Seedling fresh for planting.

Seedling fresh for planting. Credit: Handout

Friday is Earth Day, and because we do everything in big style around here, today kicks off Earth Week, five days of events and festivities to celebrate the planet on which we live and to consciously think about how we treat it.

We've been doing this Earth Day thing for 41 years now, ever since Gaylord Nelson, a U.S. senator from Wisconsin, proposed a nationwide environmental protest  "to shake up the political establishment and force this issue onto the national agenda."

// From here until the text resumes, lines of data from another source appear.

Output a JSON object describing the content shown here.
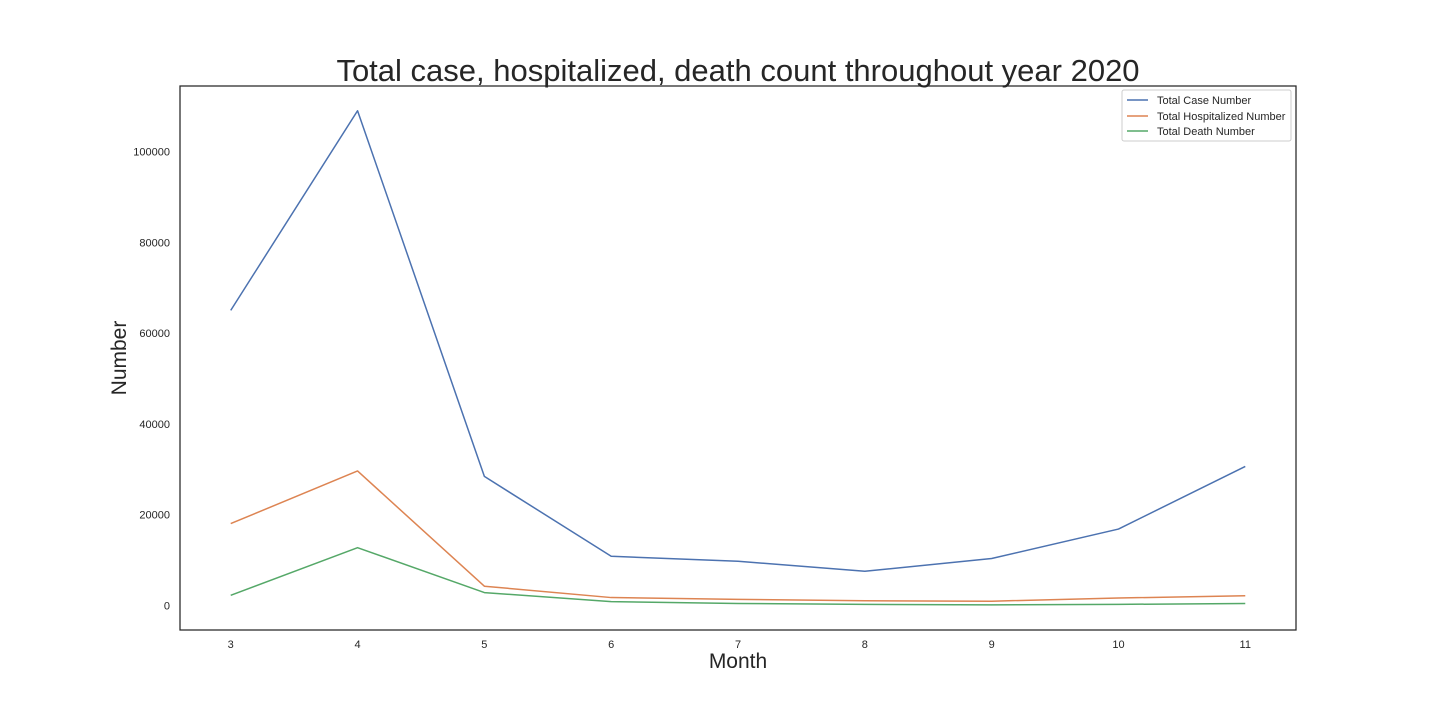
{
  "chart_data": {
    "type": "line",
    "title": "Total case, hospitalized, death count throughout year 2020",
    "xlabel": "Month",
    "ylabel": "Number",
    "x": [
      3,
      4,
      5,
      6,
      7,
      8,
      9,
      10,
      11
    ],
    "xlim": [
      2.6,
      11.4
    ],
    "ylim": [
      -5450,
      114450
    ],
    "yticks": [
      0,
      20000,
      40000,
      60000,
      80000,
      100000
    ],
    "grid": false,
    "legend_position": "top-right",
    "series": [
      {
        "name": "Total Case Number",
        "color": "#4c72b0",
        "values": [
          65000,
          109000,
          28400,
          10800,
          9700,
          7500,
          10300,
          16800,
          30600
        ]
      },
      {
        "name": "Total Hospitalized Number",
        "color": "#dd8452",
        "values": [
          18000,
          29600,
          4200,
          1700,
          1300,
          1000,
          900,
          1600,
          2100
        ]
      },
      {
        "name": "Total Death Number",
        "color": "#55a868",
        "values": [
          2200,
          12700,
          2800,
          800,
          400,
          200,
          100,
          200,
          400
        ]
      }
    ]
  }
}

You have to remember that back in 1970, most people just threw their trash out the car window without a  second thought. The streets were crazy littered, and this only seemed to bother a disrespected, radical group of tree-hugging, granola-crunching hippies.

But Nelson, who didn't like the direction things were headed, suggested a grass-roots movement. Naturally, college kids would be required for such a thing to gain momentum, and so rallies were organized on college campuses across the country where different groups of activists had already been involved in separate movements protesting oil spills, industrial pollution, toxic waste dumps and the shrinking of natural habitats. Why April 22nd? Because it wouldn't interfere with spring break or finals. But mainstream American considered it foolish kid stuff at the time, and hardly paid any attention when 20 million "radicals" took to the streets.

But when Presiden Richard Nixon -- yes, Nixon -- created the Environmental Protection Agency, the cause got some respect. Congress amended the Clean Air Act to set standards for national air quality, auto emissions and pollution controls, and a year later, the use of lead-based paint was restricted.

In 1972, Congress passed the Clean Water Act, and the EPA banned DDT, a cancer-causing pesticide. It wasn't until the '80s that Earth Day got widespread, mainstream attention. In 1990, Earth Day went global.